I currently have an 83" rear projection DLP HD TV which has a 40" screen height. Front row is 105" and rear is 148" currently. So I'd be looking for a screen size to maximize my current viewing distance in regards to 4K. Thanks noob. I'll check your provided link.
Sounds like an 125-140" 2.35:1 screen would be ok, very generally speaking.
Just with 4K, just because a movie is released in 4K does not mean it was shot in 4K, or the effects are done in 4K. On capable projector from a regular seating distance there is a difference. There's about 80 titles shot in 4K so far, excluding TV.
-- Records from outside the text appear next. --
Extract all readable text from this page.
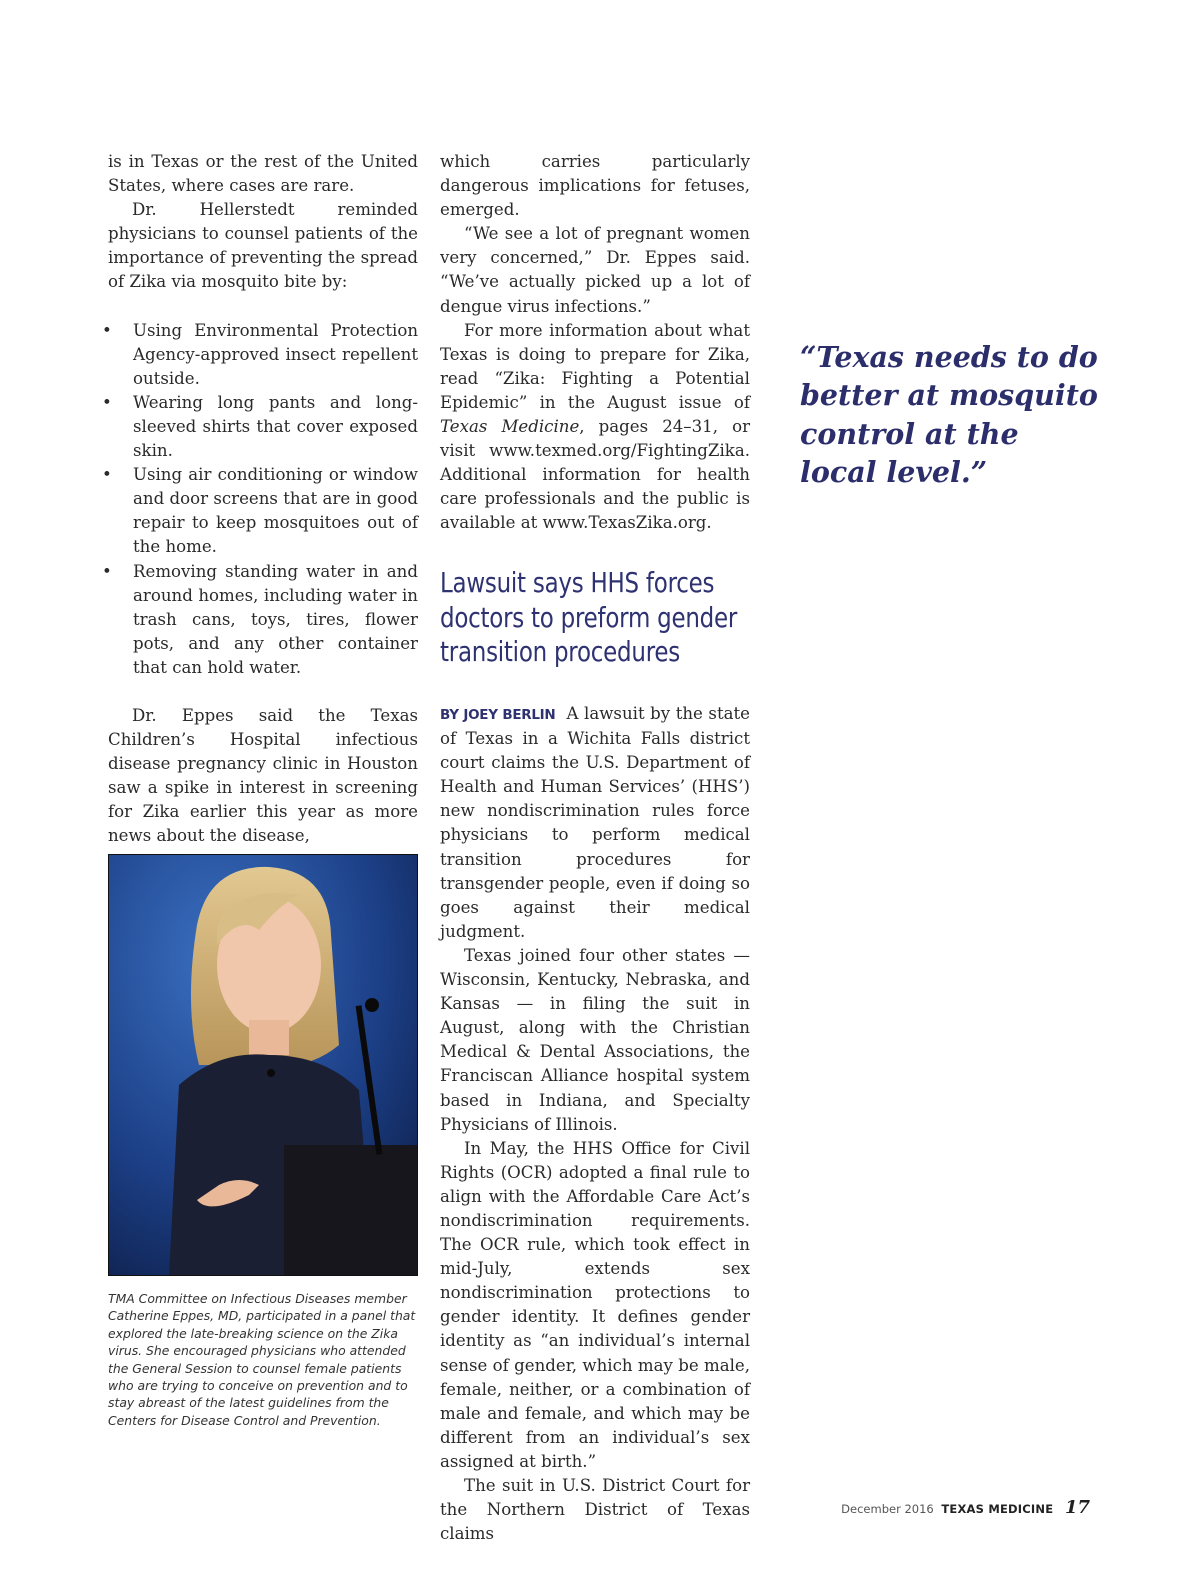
is in Texas or the rest of the United States, where cases are rare.

Dr. Hellerstedt reminded physicians to counsel patients of the importance of preventing the spread of Zika via mosquito bite by:

• Using Environmental Protection Agency-approved insect repellent outside.
• Wearing long pants and long-sleeved shirts that cover exposed skin.
• Using air conditioning or window and door screens that are in good repair to keep mosquitoes out of the home.
• Removing standing water in and around homes, including water in trash cans, toys, tires, flower pots, and any other container that can hold water.

Dr. Eppes said the Texas Children’s Hospital infectious disease pregnancy clinic in Houston saw a spike in interest in screening for Zika earlier this year as more news about the disease,

TMA Committee on Infectious Diseases member Catherine Eppes, MD, participated in a panel that explored the late-breaking science on the Zika virus. She encouraged physicians who attended the General Session to counsel female patients who are trying to conceive on prevention and to stay abreast of the latest guidelines from the Centers for Disease Control and Prevention.

which carries particularly dangerous implications for fetuses, emerged.

“We see a lot of pregnant women very concerned,” Dr. Eppes said. “We’ve actually picked up a lot of dengue virus infections.”

For more information about what Texas is doing to prepare for Zika, read “Zika: Fighting a Potential Epidemic” in the August issue of Texas Medicine, pages 24–31, or visit www.texmed.org/FightingZika. Additional information for health care professionals and the public is available at www.TexasZika.org.

Lawsuit says HHS forces
doctors to preform gender
transition procedures

BY JOEY BERLIN A lawsuit by the state of Texas in a Wichita Falls district court claims the U.S. Department of Health and Human Services’ (HHS’) new nondiscrimination rules force physicians to perform medical transition procedures for transgender people, even if doing so goes against their medical judgment.

Texas joined four other states — Wisconsin, Kentucky, Nebraska, and Kansas — in filing the suit in August, along with the Christian Medical & Dental Associations, the Franciscan Alliance hospital system based in Indiana, and Specialty Physicians of Illinois.

In May, the HHS Office for Civil Rights (OCR) adopted a final rule to align with the Affordable Care Act’s nondiscrimination requirements. The OCR rule, which took effect in mid-July, extends sex nondiscrimination protections to gender identity. It defines gender identity as “an individual’s internal sense of gender, which may be male, female, neither, or a combination of male and female, and which may be different from an individual’s sex assigned at birth.”

The suit in U.S. District Court for the Northern District of Texas claims

“Texas needs to do
better at mosquito
control at the
local level.”
December 2016 TEXAS MEDICINE 17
With 4K though, it's kind of a misnomer. The biggest improvement to 4K is not the resolution, but the HDR. And this is where the problem is. Since projectors can't reach the nits value of a TV, the source image has to be tone mapped to what the projector is capable of. Every manufacturer has it's own algorithm. Some are better than others.
Outside the latest generation of JVC projectors, all models have static tone mapping. Which means the projector tone maps to the highest brightness in the movie. If the brightness is lower then it has to be adjusted manually.
Latest gen JVC have dynamic tone mapping. It's automatic.
External boxes that can do dynamic tone mapping are excessively expensive, although it does depend on the budget.
A relatively cheap but not simple solution is a HTPC with madvr, but no streaming.
If you're interested and have a PC with an ok GPU you can try madvr's HDR tone mapping right now, even if the projector is not 4K and capable of WCG. A 4K UHD disc can bring an improvement over a 1080p Blu ray.
In a few years hopefully there will be more accessible solutions.